The fixtures are also stackable and can be build on top of each other. For example if you need to make sure users fixtures are created before orders fixtures, just declare the dependency (the already planned improvement is to include the support automatic foreign-key detection to avoid ID hard-coding). RegreSQL loads fixtures in dependency order and handles cleanup in reverse.

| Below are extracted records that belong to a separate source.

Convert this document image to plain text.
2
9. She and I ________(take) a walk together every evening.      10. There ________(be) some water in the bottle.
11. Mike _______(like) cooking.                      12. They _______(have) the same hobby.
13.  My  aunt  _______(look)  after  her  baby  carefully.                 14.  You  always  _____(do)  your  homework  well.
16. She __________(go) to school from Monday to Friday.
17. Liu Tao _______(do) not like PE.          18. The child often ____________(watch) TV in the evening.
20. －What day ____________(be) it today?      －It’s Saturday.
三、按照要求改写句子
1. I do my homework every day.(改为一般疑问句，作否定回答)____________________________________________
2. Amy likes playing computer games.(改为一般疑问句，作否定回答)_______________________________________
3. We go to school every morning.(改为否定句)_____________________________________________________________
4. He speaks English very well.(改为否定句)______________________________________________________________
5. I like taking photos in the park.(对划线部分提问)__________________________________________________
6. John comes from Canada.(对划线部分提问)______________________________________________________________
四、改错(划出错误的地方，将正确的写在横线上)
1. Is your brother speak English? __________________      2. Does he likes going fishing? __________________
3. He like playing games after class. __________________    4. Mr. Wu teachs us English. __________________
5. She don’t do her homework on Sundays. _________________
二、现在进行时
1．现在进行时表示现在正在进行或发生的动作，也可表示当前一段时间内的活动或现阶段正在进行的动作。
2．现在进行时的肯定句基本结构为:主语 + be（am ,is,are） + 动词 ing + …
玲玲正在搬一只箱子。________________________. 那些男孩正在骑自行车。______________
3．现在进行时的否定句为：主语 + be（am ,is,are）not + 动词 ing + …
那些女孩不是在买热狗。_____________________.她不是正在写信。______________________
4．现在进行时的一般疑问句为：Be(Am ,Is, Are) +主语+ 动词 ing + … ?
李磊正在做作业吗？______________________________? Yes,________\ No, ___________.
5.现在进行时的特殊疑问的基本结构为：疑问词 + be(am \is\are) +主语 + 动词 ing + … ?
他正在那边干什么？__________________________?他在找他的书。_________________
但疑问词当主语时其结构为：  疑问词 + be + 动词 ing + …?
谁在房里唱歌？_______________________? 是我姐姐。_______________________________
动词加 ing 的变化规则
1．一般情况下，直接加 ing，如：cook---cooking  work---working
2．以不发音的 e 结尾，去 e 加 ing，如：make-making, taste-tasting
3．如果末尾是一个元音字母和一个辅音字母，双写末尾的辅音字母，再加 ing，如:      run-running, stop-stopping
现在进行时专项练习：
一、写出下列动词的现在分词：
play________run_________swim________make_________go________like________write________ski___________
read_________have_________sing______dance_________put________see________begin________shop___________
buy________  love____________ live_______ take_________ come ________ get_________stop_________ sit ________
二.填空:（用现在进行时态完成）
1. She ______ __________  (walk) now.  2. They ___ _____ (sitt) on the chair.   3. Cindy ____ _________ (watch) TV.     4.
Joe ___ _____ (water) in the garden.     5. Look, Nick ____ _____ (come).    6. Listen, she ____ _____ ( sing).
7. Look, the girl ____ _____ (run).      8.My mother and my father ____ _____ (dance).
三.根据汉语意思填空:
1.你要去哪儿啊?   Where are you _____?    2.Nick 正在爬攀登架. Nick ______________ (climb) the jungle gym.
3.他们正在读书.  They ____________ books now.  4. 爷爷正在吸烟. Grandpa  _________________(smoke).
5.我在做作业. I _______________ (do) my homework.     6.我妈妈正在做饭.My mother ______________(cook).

fixture: orders_with_shipping
depends_on:
- basic_users
data:
- table: orders
rows:
- id: 101
user_id: 1 # References Alice from basic_users
total: 99.99
status: shipped
Should the available options for fixtures (manual data or data generators) not be enough, you always have options to use good old SQL based data generation.
fixture: mixed_setup
description: Combine SQL with YAML and generated data
cleanup: rollback
# SQL executes first (either as file or inline)
sql:
- file: sql/setup_schema.sql
- inline: "INSERT INTO config (key, value) VALUES ('version', '1.0');"
# followed YAML data
data:
- table: users
rows:
- id: 1
email: admin@example.com
# and finally generated data
generate:
- table: orders
count: 100
columns:
id:
generator: sequence
start: 1
user_id:
generator: int
min: 1
max: 1
RegreSQL provides commands to inspect and validate your fixtures
# List all available fixtures
regresql fixtures list
# Show fixture details and dependencies
regresql fixtures show realistic_orders
# Validate fixture definitions
regresql fixtures validate
# Show dependency graph
regresql fixtures deps
# Apply fixture manually (for debugging)
regresql fixtures apply basic_users
The fixture system has been design to transforms test data from a maintenance burden into a documented, version-controlled process. Your YAML files become the single source of truth for what data your tests need, making it easy to understand test scenarios and maintain test data as the application evolves.
RegreSQL future
Introducing a new open source project is an ambitious goal, and RegreSQL is just starting up. Despite the fork being in works for almost 2 years. In coming weeks and months I plan further improvements, as well as better documentation and more tutorials. The project is maintained as part of my boringSQL brand, where it's vital component for building SQL Labs which (as I sincerely hope) will provide a foundation for its further development.
At the same time RegreSQL is an attempt to give back to welcoming PostgreSQL community, make developer user experience slightly better if possible and (just maybe) provide one more argument against the case that SQL queries are not testable.